TÉMOIGNAGE EXCLUSIF - Peu après son arrivée en France, Taha O. a agressé une jeune femme à Taverny. Frédéric Lauze, ancien chef de la police du Val-d’Oise qui a suivi l’enquête, se confie au Figaro.
«Je me souviens d’une victime avec un courage et un sang-froid extraordinaires», se remémore Frédéric Lauze, président du syndicat des commissaires de la police nationale (SCPN). En 2019, il était patron de la direction départementale de la sécurité publique du Val-d’Oise (DDSP95).
Faits diversNewsletter
Cette année-là, durant un week-end de fin d’été, le meurtrier présumé de Philippine, Taha O., violait une étudiante de 23 ans sur un chemin forestier à Taverny (Val-d'Oise), non loin du foyer où il résidait. Ce Marocain était arrivé régulièrement en France depuis l'Espagne le 13 juin 2019, muni d'un visa touristique expirant le 27 juillet. Alors âgé de 17 ans, il avait ensuite été pris en charge par les services départementaux de l'aide sociale à l'enfance (ASE) du Val-d'Oise.

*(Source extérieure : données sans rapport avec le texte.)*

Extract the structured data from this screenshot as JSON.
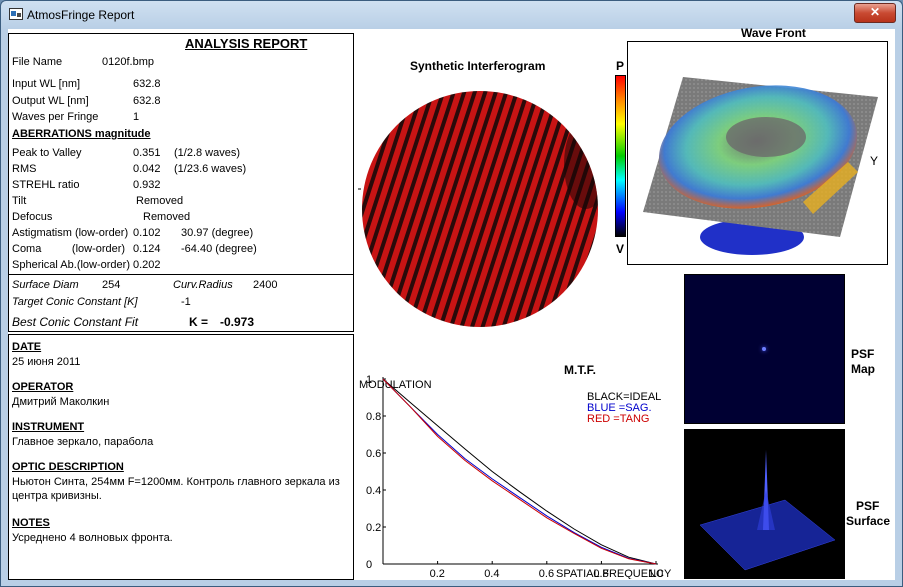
{
  "window": {
    "title": "AtmosFringe  Report",
    "close_label": "✕"
  },
  "report": {
    "heading": "ANALYSIS  REPORT",
    "file_name_label": "File Name",
    "file_name": "0120f.bmp",
    "input_wl_label": "Input  WL [nm]",
    "input_wl": "632.8",
    "output_wl_label": "Output WL [nm]",
    "output_wl": "632.8",
    "waves_label": "Waves per Fringe",
    "waves": "1",
    "aberr_heading": "ABERRATIONS magnitude",
    "pv_label": "Peak to Valley",
    "pv": "0.351",
    "pv_waves": "(1/2.8 waves)",
    "rms_label": "RMS",
    "rms": "0.042",
    "rms_waves": "(1/23.6 waves)",
    "strehl_label": "STREHL ratio",
    "strehl": "0.932",
    "tilt_label": "Tilt",
    "tilt": "Removed",
    "defocus_label": "Defocus",
    "defocus": "Removed",
    "astig_label": "Astigmatism  (low-order)",
    "astig": "0.102",
    "astig_deg": "30.97  (degree)",
    "coma_label": "Coma          (low-order)",
    "coma": "0.124",
    "coma_deg": "-64.40  (degree)",
    "spher_label": "Spherical Ab.(low-order)",
    "spher": "0.202",
    "surface_diam_label": "Surface Diam",
    "surface_diam": "254",
    "curv_label": "Curv.Radius",
    "curv": "2400",
    "target_conic_label": "Target Conic Constant [K]",
    "target_conic": "-1",
    "best_conic_label": "Best Conic Constant Fit",
    "k_label": "K =",
    "k_value": "-0.973"
  },
  "info": {
    "date_heading": "DATE",
    "date": "25 июня 2011",
    "operator_heading": "OPERATOR",
    "operator": "Дмитрий Маколкин",
    "instrument_heading": "INSTRUMENT",
    "instrument": "Главное зеркало, парабола",
    "optic_heading": "OPTIC DESCRIPTION",
    "optic_line1": "Ньютон Синта, 254мм F=1200мм. Контроль главного зеркала из",
    "optic_line2": "центра кривизны.",
    "notes_heading": "NOTES",
    "notes": "Усреднено 4 волновых фронта."
  },
  "interferogram": {
    "title": "Synthetic Interferogram",
    "scale_top": "P",
    "scale_bottom": "V"
  },
  "wavefront": {
    "title": "Wave Front",
    "axis_y": "Y"
  },
  "psf": {
    "map_label_1": "PSF",
    "map_label_2": "Map",
    "surface_label_1": "PSF",
    "surface_label_2": "Surface"
  },
  "chart_data": {
    "type": "line",
    "title": "M.T.F.",
    "ylabel": "MODULATION",
    "xlabel": "SPATIAL FREQUENCY",
    "xlim": [
      0,
      1
    ],
    "ylim": [
      0,
      1
    ],
    "x_ticks": [
      "0.2",
      "0.4",
      "0.6",
      "0.8",
      "1.0"
    ],
    "y_ticks": [
      "0",
      "0.2",
      "0.4",
      "0.6",
      "0.8",
      "1"
    ],
    "legend": [
      "BLACK=IDEAL",
      "BLUE  =SAG.",
      "RED    =TANG"
    ],
    "legend_position": "top-right",
    "x": [
      0,
      0.1,
      0.2,
      0.3,
      0.4,
      0.5,
      0.6,
      0.7,
      0.8,
      0.9,
      1.0
    ],
    "series": [
      {
        "name": "IDEAL",
        "color": "#000000",
        "values": [
          1.0,
          0.873,
          0.747,
          0.622,
          0.5,
          0.391,
          0.286,
          0.189,
          0.104,
          0.037,
          0.0
        ]
      },
      {
        "name": "SAG.",
        "color": "#0000cc",
        "values": [
          1.0,
          0.85,
          0.7,
          0.57,
          0.46,
          0.36,
          0.26,
          0.17,
          0.09,
          0.03,
          0.0
        ]
      },
      {
        "name": "TANG",
        "color": "#cc0000",
        "values": [
          1.0,
          0.85,
          0.69,
          0.56,
          0.45,
          0.35,
          0.25,
          0.165,
          0.085,
          0.028,
          0.0
        ]
      }
    ]
  }
}
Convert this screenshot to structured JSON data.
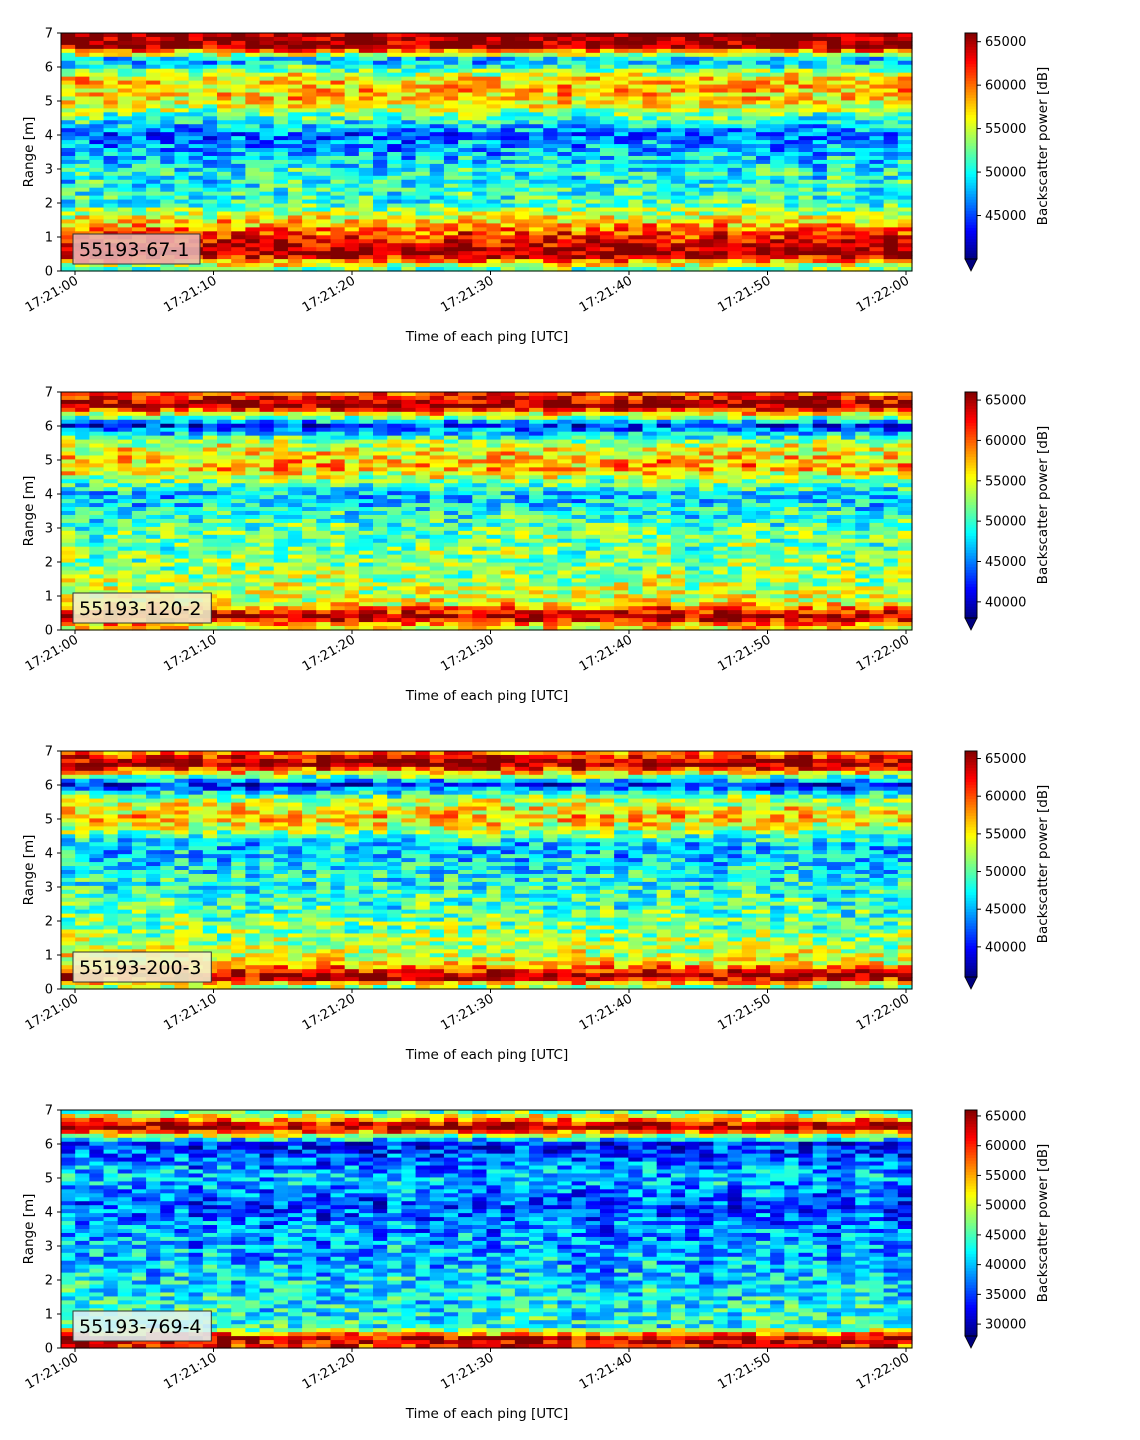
{
  "chart_data": [
    {
      "type": "heatmap",
      "title": "",
      "panel_label": "55193-67-1",
      "label_box_color": "#e8b4b4",
      "xlabel": "Time of each ping [UTC]",
      "ylabel": "Range [m]",
      "x_ticks": [
        "17:21:00",
        "17:21:10",
        "17:21:20",
        "17:21:30",
        "17:21:40",
        "17:21:50",
        "17:22:00"
      ],
      "y_ticks": [
        0,
        1,
        2,
        3,
        4,
        5,
        6,
        7
      ],
      "ylim": [
        0,
        7
      ],
      "colorbar": {
        "label": "Backscatter power [dB]",
        "colormap": "jet",
        "min": 40000,
        "max": 66000,
        "ticks": [
          45000,
          50000,
          55000,
          60000,
          65000
        ],
        "tick_labels": [
          "45000",
          "50000",
          "55000",
          "60000",
          "65000"
        ]
      },
      "profile": [
        {
          "range": 0.1,
          "value": 53000
        },
        {
          "range": 0.5,
          "value": 66000
        },
        {
          "range": 1.2,
          "value": 60000
        },
        {
          "range": 2.0,
          "value": 51000
        },
        {
          "range": 3.0,
          "value": 50000
        },
        {
          "range": 4.0,
          "value": 46000
        },
        {
          "range": 5.0,
          "value": 57000
        },
        {
          "range": 5.6,
          "value": 58000
        },
        {
          "range": 6.2,
          "value": 47000
        },
        {
          "range": 6.6,
          "value": 66000
        },
        {
          "range": 7.0,
          "value": 66000
        }
      ]
    },
    {
      "type": "heatmap",
      "title": "",
      "panel_label": "55193-120-2",
      "label_box_color": "#f3f0c9",
      "xlabel": "Time of each ping [UTC]",
      "ylabel": "Range [m]",
      "x_ticks": [
        "17:21:00",
        "17:21:10",
        "17:21:20",
        "17:21:30",
        "17:21:40",
        "17:21:50",
        "17:22:00"
      ],
      "y_ticks": [
        0,
        1,
        2,
        3,
        4,
        5,
        6,
        7
      ],
      "ylim": [
        0,
        7
      ],
      "colorbar": {
        "label": "Backscatter power [dB]",
        "colormap": "jet",
        "min": 38000,
        "max": 66000,
        "ticks": [
          40000,
          45000,
          50000,
          55000,
          60000,
          65000
        ],
        "tick_labels": [
          "40000",
          "45000",
          "50000",
          "55000",
          "60000",
          "65000"
        ]
      },
      "profile": [
        {
          "range": 0.1,
          "value": 56000
        },
        {
          "range": 0.4,
          "value": 66000
        },
        {
          "range": 0.8,
          "value": 55000
        },
        {
          "range": 2.0,
          "value": 52000
        },
        {
          "range": 3.0,
          "value": 51000
        },
        {
          "range": 4.0,
          "value": 47000
        },
        {
          "range": 4.8,
          "value": 58000
        },
        {
          "range": 5.5,
          "value": 54000
        },
        {
          "range": 6.0,
          "value": 42000
        },
        {
          "range": 6.6,
          "value": 66000
        },
        {
          "range": 7.0,
          "value": 60000
        }
      ]
    },
    {
      "type": "heatmap",
      "title": "",
      "panel_label": "55193-200-3",
      "label_box_color": "#f3f4cf",
      "xlabel": "Time of each ping [UTC]",
      "ylabel": "Range [m]",
      "x_ticks": [
        "17:21:00",
        "17:21:10",
        "17:21:20",
        "17:21:30",
        "17:21:40",
        "17:21:50",
        "17:22:00"
      ],
      "y_ticks": [
        0,
        1,
        2,
        3,
        4,
        5,
        6,
        7
      ],
      "ylim": [
        0,
        7
      ],
      "colorbar": {
        "label": "Backscatter power [dB]",
        "colormap": "jet",
        "min": 36000,
        "max": 66000,
        "ticks": [
          40000,
          45000,
          50000,
          55000,
          60000,
          65000
        ],
        "tick_labels": [
          "40000",
          "45000",
          "50000",
          "55000",
          "60000",
          "65000"
        ]
      },
      "profile": [
        {
          "range": 0.1,
          "value": 52000
        },
        {
          "range": 0.35,
          "value": 66000
        },
        {
          "range": 0.8,
          "value": 54000
        },
        {
          "range": 2.0,
          "value": 50000
        },
        {
          "range": 3.0,
          "value": 48000
        },
        {
          "range": 4.2,
          "value": 45000
        },
        {
          "range": 5.0,
          "value": 57000
        },
        {
          "range": 5.6,
          "value": 52000
        },
        {
          "range": 6.0,
          "value": 40000
        },
        {
          "range": 6.6,
          "value": 66000
        },
        {
          "range": 7.0,
          "value": 58000
        }
      ]
    },
    {
      "type": "heatmap",
      "title": "",
      "panel_label": "55193-769-4",
      "label_box_color": "#e0f3f4",
      "xlabel": "Time of each ping [UTC]",
      "ylabel": "Range [m]",
      "x_ticks": [
        "17:21:00",
        "17:21:10",
        "17:21:20",
        "17:21:30",
        "17:21:40",
        "17:21:50",
        "17:22:00"
      ],
      "y_ticks": [
        0,
        1,
        2,
        3,
        4,
        5,
        6,
        7
      ],
      "ylim": [
        0,
        7
      ],
      "colorbar": {
        "label": "Backscatter power [dB]",
        "colormap": "jet",
        "min": 28000,
        "max": 66000,
        "ticks": [
          30000,
          35000,
          40000,
          45000,
          50000,
          55000,
          60000,
          65000
        ],
        "tick_labels": [
          "30000",
          "35000",
          "40000",
          "45000",
          "50000",
          "55000",
          "60000",
          "65000"
        ]
      },
      "profile": [
        {
          "range": 0.1,
          "value": 60000
        },
        {
          "range": 0.25,
          "value": 66000
        },
        {
          "range": 0.6,
          "value": 44000
        },
        {
          "range": 1.5,
          "value": 42000
        },
        {
          "range": 2.5,
          "value": 40000
        },
        {
          "range": 3.5,
          "value": 38000
        },
        {
          "range": 4.2,
          "value": 35000
        },
        {
          "range": 5.0,
          "value": 40000
        },
        {
          "range": 6.0,
          "value": 33000
        },
        {
          "range": 6.5,
          "value": 66000
        },
        {
          "range": 7.0,
          "value": 42000
        }
      ]
    }
  ]
}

Le viol de la forêt de Taverny a marqué Frédéric Lauze. «Je suis descendu à l’étage des enquêteurs pour rencontrer la victime et sa mère», se souvient-il. «On avait un individu qui était un prédateur sexuel très dangereux», décrit le commissaire à propos de Taha O.
Le jour des faits, la victime était partie se promener en forêt avant de croiser la route de Taha O. Après le viol, la jeune fille avait réussi à instaurer un dialogue avec son agresseur en le «rassurant». Elle lui avait notamment fait croire qu’ils allaient se revoir avant de partir, selon des sources concordantes. Une lucidité, malgré une peur immense, qui lui a sans doute permis de rester en vie. «Après le viol, la jeune victime a eu la sensation qu'elle pouvait mourir. Elle a eu l’impression de sauver sa peau seconde par seconde. Elle a réussi à “gérer sa sortie” pour échapper à l’emprise de ce prédateur», explique Frédéric Lauze.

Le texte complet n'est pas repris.